Technical solutions in the first wave of institutional curation, archiving, preserving and representing digital art, with Paola Antonelli, Christiane Paul, Charlie Gere, Wolf Lieser and Oliver Grau among its most notable proponents, have been dealing with the less demanding software/hardware dynamics of the 20 th century. Contemporary generative projects, however, often employ multilayered interconnections between software libraries, platforms and APIs running on the networked hardware, with much higher degree of entanglement. One response to these technological challenges is to maintain and update the relevant libraries, platforms and other software components, and to continuously develop the software emulators which can reconstruct the formal and operational qualities of the archived artworks on modern hardware.
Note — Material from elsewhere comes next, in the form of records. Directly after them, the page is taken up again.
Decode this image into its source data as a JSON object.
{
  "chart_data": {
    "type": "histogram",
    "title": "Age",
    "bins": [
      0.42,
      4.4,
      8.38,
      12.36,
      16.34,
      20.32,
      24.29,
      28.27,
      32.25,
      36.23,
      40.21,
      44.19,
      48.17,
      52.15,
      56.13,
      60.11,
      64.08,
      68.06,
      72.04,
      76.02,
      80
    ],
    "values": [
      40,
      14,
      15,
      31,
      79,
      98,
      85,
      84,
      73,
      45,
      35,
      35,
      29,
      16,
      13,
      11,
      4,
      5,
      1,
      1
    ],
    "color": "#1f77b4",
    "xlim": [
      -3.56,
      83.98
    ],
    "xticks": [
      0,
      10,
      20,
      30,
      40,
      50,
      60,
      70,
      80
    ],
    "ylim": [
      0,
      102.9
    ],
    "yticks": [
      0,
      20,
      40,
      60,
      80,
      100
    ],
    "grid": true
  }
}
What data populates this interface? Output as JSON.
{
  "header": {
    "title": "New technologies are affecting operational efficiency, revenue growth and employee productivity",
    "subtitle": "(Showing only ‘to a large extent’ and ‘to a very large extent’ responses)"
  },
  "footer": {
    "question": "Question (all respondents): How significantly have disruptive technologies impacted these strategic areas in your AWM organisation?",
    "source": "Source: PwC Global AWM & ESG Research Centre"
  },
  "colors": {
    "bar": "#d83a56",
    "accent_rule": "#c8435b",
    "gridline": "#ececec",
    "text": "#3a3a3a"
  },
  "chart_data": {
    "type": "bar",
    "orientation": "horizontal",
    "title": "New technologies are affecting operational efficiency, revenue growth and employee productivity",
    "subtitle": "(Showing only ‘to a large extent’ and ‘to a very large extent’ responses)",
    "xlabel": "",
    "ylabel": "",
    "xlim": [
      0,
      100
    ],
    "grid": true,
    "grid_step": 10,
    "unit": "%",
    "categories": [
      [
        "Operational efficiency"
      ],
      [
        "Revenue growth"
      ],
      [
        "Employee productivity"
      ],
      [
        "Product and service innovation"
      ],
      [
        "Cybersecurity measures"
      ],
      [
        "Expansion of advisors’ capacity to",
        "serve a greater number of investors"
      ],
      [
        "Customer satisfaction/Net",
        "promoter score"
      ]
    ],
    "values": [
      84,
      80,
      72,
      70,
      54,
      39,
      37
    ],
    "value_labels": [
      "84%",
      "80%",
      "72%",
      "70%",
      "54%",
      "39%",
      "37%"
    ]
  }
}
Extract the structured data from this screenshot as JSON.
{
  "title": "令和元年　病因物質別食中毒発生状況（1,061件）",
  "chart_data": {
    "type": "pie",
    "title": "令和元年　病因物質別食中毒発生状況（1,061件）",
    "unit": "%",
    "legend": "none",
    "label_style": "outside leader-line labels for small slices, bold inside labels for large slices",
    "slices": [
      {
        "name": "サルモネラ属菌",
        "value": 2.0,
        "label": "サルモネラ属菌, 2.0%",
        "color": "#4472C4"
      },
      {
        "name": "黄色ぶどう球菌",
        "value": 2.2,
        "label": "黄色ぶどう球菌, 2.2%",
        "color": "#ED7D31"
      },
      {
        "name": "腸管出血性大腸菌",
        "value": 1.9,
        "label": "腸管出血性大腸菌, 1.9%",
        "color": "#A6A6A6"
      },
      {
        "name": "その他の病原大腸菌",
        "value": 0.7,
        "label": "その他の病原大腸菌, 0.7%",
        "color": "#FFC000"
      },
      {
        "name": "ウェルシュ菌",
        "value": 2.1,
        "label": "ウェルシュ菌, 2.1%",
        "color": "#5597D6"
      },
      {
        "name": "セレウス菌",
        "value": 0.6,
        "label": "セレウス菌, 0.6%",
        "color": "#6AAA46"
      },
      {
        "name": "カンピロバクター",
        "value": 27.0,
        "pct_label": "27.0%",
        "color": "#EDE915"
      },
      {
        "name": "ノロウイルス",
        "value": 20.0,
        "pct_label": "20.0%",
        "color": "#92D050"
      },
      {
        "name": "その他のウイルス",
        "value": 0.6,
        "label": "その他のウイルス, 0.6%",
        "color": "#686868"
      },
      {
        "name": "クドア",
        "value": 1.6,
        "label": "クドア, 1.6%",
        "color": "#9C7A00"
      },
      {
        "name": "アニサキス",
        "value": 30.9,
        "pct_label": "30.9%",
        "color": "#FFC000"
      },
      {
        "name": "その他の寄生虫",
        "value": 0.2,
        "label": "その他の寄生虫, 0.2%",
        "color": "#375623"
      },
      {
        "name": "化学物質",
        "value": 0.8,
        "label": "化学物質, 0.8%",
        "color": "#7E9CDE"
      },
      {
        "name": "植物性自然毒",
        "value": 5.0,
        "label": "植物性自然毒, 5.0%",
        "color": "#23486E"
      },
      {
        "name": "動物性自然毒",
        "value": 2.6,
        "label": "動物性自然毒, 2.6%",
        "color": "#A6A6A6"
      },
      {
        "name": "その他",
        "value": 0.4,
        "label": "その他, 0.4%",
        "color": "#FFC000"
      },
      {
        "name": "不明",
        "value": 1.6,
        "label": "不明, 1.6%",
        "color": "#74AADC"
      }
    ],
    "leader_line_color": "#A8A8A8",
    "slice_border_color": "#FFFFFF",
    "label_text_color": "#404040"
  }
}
Directly thematizing their software/hardware reliance, many generative projects, especially those in post-digital, post-media and post-Internet art, imply or engage the social and political consequences of the temporariness and fragility of information technologies. Some of these projects can be emulated, and some were already anticipated and realized as both the event and its own documentation which relevantly represents all the poetic elements of the original event. However, the projects whose generativeness emerges from the frequent network transactions between many users can only be archived as documentation while their generative functionality cannot be emulated but only simulated. The absence of technical solutions for their proper archival and representation confronts us with ultimate impossibility of the unconditional preservation of the artistic and cultural products, but it also reminds us on the values of transience and forgetting in this context.

Keywords: Computer Technology, Creative Coding, Digital Art, Digital Culture, Generative Art, Hardware, Information Science, Software, Software Environments, Software Libraries.

The lecture was made at Question of Memory conference at the Museum of Contemporary Art of Vojvodina in Novi Sad on 28 May 2016.